Artificial intelligence is quickly becoming part of daily life, and AI’s tangible advances during the past year earned 2023 the title of the “Year of AI Transformation.” The most popular AI applications include OpenAI’s text-based ChatGPT and image-based DALL-E 2, tools that have caused notable controversies in arenas like education. However, despite concerns ranging from cheating to reporting misleading data, the potential benefits of AI are significant—particularly as AI expands into new territories.
One growing sector for AI adoption is materials science. Scientists have begun exploring the use of AI tools to automate a variety of tasks that are typically time-consuming, including manual endeavors such as identifying relevant references or potential compound ingredients. Remarkably, researchers have also begun employing AI to discover new materials and develop current material compounds in previously unexplored ways. These demonstrated advantages suggest that AI will play an increasingly fundamental role in the creation of new materials as well as the optimization of existing ones.
For example, scientists are increasingly employing tools like ChatGPT to function as research assistants. A typical arduous task for researchers is the review of existing scientific literature. A recent article in the Journal of the American Chemical Society documents the research team’s experience using ChatGPT to streamline this effort by mining the text of more than 200 papers and 26,000 specific material factors. The team set out to determine potential clean energy applications for metal-organic frameworks, and ChatGPT found 800 different MOF compounds referenced in the peer-reviewed articles. Furthermore, the group created a new machine-learning model from this data as well as a chatbot interface—which it calls the ChatGPT Chemistry Assistant—allowing narrative, language-based data retrieval for those without coding experience.
In England, scientists at the University of Liverpool’s Department of Chemistry and Materials Innovation Factory developed a new AI tool to discover new materials. Given the many elements in the periodic table, there is a near-infinite number of potential compounds, including previously unknown iterations. According to lead chemist Matt Rosseinsky, material scientists often set out to find new compounds that resemble existing substances, but this approach rarely leads to novel discoveries. The new AI app “combines the ability of computers to look at the relationships between several hundred thousand known materials, a scale unattainable for humans, and the expert knowledge and critical thinking of human researchers that leads to creative advances,” Rosseinsky explains. The team’s new tool has thus far enabled it to discover four new solid-state materials that it anticipates will lead to improved battery technologies.
Researchers are also employing AI to design materials, emphasizing specific priorities for enhancement in known applications. For instance, a team at research organization Max-Planck-Institut für Eisenforschung in Germany has used a language-processing tool similar to ChatGPT and machine learning approaches to facilitate the development of more corrosion-resistant alloys. This research is obviously well-suited to architecture and construction. The global financial impact of corrosion is significant, reportedly totaling more than $2.5 trillion annually, thus motivating improved corrosion resistance in alloys and coatings. “We trained the deep-learning model with intrinsic data that contain information about corrosion properties and composition,” physicist and team leader Michael Rohwerder explained in a university press release. “Now the model is capable of identifying alloy compositions that are critical for corrosion-resistance even if the individual elements were not fed initially into the model.” According to the researchers, the new method demonstrates a 15% improvement in predictive accuracy compared with previous approaches.

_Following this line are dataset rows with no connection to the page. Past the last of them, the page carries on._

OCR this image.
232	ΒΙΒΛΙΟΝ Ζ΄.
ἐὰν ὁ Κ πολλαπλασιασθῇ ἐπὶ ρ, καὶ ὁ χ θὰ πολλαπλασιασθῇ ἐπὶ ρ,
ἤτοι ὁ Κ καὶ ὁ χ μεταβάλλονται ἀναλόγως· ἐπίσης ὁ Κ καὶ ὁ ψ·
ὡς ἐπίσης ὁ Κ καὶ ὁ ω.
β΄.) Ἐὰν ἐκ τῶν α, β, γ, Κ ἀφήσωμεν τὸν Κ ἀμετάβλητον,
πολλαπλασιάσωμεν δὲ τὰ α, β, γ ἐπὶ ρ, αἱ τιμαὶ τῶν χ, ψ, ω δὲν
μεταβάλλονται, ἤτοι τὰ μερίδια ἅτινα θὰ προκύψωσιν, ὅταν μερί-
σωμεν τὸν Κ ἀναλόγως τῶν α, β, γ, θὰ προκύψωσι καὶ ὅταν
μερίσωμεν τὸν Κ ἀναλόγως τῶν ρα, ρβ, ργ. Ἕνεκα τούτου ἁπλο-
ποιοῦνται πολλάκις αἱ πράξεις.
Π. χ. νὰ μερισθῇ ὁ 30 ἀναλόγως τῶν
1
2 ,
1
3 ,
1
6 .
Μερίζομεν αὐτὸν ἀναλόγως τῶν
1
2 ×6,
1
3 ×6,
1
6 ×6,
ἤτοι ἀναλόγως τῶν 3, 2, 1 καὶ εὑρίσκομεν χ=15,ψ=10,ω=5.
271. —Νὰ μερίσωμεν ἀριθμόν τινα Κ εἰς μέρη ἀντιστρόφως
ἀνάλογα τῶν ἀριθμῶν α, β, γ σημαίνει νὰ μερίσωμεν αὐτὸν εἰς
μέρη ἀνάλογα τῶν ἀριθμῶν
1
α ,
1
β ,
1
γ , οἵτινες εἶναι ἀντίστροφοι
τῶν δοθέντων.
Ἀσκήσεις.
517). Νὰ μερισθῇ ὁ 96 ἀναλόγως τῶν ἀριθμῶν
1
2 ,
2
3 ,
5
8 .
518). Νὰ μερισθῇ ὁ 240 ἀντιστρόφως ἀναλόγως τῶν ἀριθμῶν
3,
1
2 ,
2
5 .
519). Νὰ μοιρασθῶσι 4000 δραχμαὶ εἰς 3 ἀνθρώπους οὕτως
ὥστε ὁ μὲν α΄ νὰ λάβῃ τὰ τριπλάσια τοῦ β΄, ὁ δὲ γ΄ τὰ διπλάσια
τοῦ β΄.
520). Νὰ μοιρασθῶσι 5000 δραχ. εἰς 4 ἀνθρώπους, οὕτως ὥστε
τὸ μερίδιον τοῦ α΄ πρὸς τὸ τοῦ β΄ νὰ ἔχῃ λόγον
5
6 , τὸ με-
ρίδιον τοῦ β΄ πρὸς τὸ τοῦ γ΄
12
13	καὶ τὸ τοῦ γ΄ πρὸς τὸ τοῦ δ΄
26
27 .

These are a few examples of the rapidly growing adoption of AI in materials science. Other endeavors include the development of oxidation-resistant coatings, shape-memory alloys, magnetic materials, and optimized electronic structure models. As these AI-enhanced experiments in materials research and design become more developed and codified, they will open up possibilities for adoption in additional areas of materials science where significant needs exist—such as renewable power, energy storage, recyclable compounds, or phase-change materials.
In fact, we can query ChatGPT about such priorities. To my prompt: “What are the most significant areas of need for advances in materials science based on ecological and resilience imperatives?” ChatGPT corroborated some of my suggestions above and added: “Developing biodegradable materials, improving resource efficiency, and creating materials that withstand extreme conditions are also crucial areas of need.”
The views and conclusions from this author are not necessarily those of ARCHITECT magazine or of The American Institute of Architects.